E Rosa aqui vai a minha sincera opinião:

Na realidade, vale sempre a pena ler quando ficamos a recriar o mundo por outos imaginado. E esta história deixou-me a pensar no quanto o absurdo dos sonhos espelha sagaz e perniciosamente o drama de máscaras, onde indefesos coexistimos...

Quando escrever é divertido, o leitor também se diverte... Foi o que senti e por isso fico a aguardar mais histórias da Rosa.

Guiomar Fernandes disse...

Guida, necessitas mesmo de mudar de computador, o novo comentário também tem uma gralha...
(este nota-se mesmo que foi gralha)

Rosa Matilde disse...

Os vossos comentários foram muito estimulantes. Agradeço-vos por isso.
Confesso que me senti muito insegura em continuar a participar no blogue, estava a um passo de me ficar num só papel: o de leitora. Para além de me roubarem as ideias, vocês têm escrito coisas realmente excepcionais, em muitas direcções.
Eu sei que a imaginação e as ideias não bastam, eu sou a primeira ceguinha a dar-me conta que preciso de trabalhar muito a construção do português...
Quanto às gralhas da Margarida – tive uma leve certeza que te corrigisses.

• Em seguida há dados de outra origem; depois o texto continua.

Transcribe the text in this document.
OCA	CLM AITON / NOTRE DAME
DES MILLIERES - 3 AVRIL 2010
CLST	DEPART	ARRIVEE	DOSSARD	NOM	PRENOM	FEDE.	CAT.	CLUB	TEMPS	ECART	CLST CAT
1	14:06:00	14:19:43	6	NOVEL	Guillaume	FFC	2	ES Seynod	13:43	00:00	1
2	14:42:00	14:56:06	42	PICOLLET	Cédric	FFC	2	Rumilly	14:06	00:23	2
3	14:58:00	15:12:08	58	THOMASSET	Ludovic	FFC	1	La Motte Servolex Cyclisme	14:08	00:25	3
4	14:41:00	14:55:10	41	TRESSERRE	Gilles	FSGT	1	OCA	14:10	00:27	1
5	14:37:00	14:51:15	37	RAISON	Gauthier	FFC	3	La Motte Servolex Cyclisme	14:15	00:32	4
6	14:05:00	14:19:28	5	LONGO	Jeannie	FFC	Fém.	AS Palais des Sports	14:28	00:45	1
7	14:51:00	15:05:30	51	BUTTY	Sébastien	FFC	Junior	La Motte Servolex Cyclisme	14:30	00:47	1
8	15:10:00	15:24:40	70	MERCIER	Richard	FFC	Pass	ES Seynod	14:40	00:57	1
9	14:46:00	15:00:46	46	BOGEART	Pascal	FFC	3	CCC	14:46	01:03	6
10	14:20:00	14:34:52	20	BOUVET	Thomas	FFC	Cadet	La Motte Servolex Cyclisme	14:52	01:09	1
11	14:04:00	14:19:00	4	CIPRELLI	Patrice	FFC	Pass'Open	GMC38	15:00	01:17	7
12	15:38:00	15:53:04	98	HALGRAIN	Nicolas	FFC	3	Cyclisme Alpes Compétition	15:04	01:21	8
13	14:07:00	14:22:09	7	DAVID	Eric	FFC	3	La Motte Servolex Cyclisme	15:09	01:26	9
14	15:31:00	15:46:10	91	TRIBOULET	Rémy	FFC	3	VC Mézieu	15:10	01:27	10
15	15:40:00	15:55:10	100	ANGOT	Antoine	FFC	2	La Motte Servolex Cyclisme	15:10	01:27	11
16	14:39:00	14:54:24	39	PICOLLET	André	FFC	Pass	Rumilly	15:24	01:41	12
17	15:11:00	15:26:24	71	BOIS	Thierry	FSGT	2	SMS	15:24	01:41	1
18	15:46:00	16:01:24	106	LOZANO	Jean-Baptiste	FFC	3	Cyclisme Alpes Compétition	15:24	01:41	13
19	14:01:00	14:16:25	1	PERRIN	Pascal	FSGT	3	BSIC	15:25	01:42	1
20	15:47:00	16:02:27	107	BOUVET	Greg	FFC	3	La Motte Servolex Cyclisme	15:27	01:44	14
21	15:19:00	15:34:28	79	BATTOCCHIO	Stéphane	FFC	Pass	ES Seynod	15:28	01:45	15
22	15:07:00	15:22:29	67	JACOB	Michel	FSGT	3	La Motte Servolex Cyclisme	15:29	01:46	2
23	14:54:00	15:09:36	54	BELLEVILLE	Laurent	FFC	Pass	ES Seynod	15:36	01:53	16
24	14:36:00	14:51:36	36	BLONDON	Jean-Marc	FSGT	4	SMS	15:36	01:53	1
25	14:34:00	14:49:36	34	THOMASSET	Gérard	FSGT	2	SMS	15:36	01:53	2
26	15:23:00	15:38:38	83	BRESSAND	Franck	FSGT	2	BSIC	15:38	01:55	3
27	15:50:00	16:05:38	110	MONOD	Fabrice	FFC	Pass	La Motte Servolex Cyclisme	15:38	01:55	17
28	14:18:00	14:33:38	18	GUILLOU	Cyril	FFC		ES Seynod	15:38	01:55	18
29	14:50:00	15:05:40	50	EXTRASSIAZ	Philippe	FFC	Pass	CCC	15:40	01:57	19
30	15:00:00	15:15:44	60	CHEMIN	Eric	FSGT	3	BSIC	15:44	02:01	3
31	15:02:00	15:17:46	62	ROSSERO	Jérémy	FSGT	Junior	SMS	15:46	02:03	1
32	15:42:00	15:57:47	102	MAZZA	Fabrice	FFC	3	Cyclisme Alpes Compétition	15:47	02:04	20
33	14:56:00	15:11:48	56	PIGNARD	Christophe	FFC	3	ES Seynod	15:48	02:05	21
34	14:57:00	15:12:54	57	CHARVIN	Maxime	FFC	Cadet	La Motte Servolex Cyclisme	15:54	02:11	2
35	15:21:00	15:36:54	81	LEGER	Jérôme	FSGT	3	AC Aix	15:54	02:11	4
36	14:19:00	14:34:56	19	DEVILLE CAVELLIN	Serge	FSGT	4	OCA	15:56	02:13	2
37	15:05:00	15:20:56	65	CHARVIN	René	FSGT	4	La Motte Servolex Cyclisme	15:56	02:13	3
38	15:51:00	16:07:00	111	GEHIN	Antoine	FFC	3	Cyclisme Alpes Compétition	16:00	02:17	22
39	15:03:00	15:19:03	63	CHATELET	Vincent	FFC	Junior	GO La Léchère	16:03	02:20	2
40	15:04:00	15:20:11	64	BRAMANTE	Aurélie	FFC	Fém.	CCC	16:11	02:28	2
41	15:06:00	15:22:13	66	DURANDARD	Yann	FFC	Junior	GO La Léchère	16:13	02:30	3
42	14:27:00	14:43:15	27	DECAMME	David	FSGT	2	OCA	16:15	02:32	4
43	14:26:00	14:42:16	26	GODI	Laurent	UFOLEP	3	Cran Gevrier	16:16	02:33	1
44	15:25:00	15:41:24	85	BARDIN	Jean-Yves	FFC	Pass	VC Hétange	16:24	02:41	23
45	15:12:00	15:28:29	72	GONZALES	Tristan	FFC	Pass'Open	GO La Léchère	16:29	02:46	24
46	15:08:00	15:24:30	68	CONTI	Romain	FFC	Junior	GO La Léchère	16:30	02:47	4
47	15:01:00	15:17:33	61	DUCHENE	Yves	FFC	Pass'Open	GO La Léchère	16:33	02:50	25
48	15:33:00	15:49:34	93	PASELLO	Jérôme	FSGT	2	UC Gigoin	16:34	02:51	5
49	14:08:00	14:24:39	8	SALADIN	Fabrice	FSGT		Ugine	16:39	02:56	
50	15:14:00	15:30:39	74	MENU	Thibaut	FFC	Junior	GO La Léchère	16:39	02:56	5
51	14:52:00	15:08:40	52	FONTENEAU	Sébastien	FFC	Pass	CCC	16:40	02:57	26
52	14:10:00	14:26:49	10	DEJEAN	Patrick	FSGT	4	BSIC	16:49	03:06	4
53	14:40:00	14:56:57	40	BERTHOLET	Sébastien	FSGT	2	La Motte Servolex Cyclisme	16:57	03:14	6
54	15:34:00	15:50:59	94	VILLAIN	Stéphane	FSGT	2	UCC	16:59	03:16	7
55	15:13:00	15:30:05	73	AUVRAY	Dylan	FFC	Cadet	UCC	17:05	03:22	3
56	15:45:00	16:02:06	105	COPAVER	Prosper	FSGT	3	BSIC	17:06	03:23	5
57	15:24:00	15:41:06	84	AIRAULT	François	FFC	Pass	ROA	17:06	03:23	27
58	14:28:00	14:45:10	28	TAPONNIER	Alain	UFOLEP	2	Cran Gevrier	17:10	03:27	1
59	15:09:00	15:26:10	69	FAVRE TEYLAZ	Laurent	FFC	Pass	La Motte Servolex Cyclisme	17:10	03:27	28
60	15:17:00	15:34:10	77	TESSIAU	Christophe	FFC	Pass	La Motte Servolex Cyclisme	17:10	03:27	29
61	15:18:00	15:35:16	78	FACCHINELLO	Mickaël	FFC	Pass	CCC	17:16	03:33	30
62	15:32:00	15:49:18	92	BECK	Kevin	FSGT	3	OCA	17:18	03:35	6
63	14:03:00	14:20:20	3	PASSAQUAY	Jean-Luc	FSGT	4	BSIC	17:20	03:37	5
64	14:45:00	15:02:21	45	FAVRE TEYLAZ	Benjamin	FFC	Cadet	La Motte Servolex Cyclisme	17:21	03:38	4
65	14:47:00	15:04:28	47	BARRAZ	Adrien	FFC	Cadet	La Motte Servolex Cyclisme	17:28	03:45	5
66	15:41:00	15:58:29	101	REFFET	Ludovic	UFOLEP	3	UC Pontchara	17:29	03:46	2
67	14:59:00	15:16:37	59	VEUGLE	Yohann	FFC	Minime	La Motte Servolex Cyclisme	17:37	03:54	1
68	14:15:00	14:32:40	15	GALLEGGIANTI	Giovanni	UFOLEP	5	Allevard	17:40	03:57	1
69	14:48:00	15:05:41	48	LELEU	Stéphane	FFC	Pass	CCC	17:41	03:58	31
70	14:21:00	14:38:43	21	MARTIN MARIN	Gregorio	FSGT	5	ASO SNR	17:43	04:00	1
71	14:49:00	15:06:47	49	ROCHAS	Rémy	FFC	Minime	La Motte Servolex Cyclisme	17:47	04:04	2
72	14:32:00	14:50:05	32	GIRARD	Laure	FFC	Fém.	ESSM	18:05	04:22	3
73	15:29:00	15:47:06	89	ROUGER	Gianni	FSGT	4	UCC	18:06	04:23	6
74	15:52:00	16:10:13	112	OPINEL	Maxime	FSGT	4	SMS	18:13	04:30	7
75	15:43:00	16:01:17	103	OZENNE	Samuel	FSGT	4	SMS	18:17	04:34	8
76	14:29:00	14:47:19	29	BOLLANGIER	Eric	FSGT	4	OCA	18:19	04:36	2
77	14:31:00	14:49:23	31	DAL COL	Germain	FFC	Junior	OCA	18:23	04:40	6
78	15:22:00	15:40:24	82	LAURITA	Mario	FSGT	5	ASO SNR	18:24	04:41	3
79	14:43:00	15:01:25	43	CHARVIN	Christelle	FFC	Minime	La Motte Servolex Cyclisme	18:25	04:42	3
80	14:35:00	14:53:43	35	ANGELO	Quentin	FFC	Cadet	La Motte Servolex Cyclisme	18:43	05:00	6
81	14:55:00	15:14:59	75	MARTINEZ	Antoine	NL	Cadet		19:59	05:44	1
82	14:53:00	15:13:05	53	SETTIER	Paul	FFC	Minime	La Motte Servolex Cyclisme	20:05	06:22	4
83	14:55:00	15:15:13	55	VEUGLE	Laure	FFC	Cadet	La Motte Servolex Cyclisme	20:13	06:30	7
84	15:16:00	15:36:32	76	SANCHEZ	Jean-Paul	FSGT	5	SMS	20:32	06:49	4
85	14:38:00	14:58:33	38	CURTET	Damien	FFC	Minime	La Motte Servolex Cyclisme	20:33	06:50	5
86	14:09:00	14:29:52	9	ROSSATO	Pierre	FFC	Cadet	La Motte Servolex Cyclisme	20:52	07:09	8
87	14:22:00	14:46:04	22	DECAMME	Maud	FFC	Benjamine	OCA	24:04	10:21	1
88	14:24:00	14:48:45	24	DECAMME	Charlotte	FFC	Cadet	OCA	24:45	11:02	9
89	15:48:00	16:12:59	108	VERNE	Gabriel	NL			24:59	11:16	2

Assim o fizeste, e, eu senti-me sem “medo” de ti. Antes de te ler pensei: exigente como é, ora deixa cá ver o que fiz eu de errado desta vez… mas apenas cedi ao contentamento de não ter um Magalhães.

Temos que combinar outro jantar – desta vez, se ninguém me fotografar – gostava mesmo de aparecer e rir convosco.
Até breve

Guiomar Fernandes disse...

Rosa,
a qualidade da tua escrita integra-se perfeitamente no grupo. Qualidade não te falta! Não estás aquém de ninguém.
Quanto a um novo jantar, estou sempre pronta, de preferência com o grupo todo, sempre são mais gargalhadas.
(Já agora, noutro local, porque o jantar foi excelente, se não contarmos com a comida e com o preço)

apsarasamadhi disse...

Uma das temáticas mais hipnotizantes da literatura: o combate titânico entre o sonho e a realidade!
Transportou-me até aos enredos de Hitchcock no Spellbound, com a contribuição onírica de Dalí! Um dos meus predilectos!
Parabéns!
Mais!

Adriano disse...

No vazio eu acho que temia tudo.
Salvo se o preenchesse de palavras como aqui o escreveu a Rosa.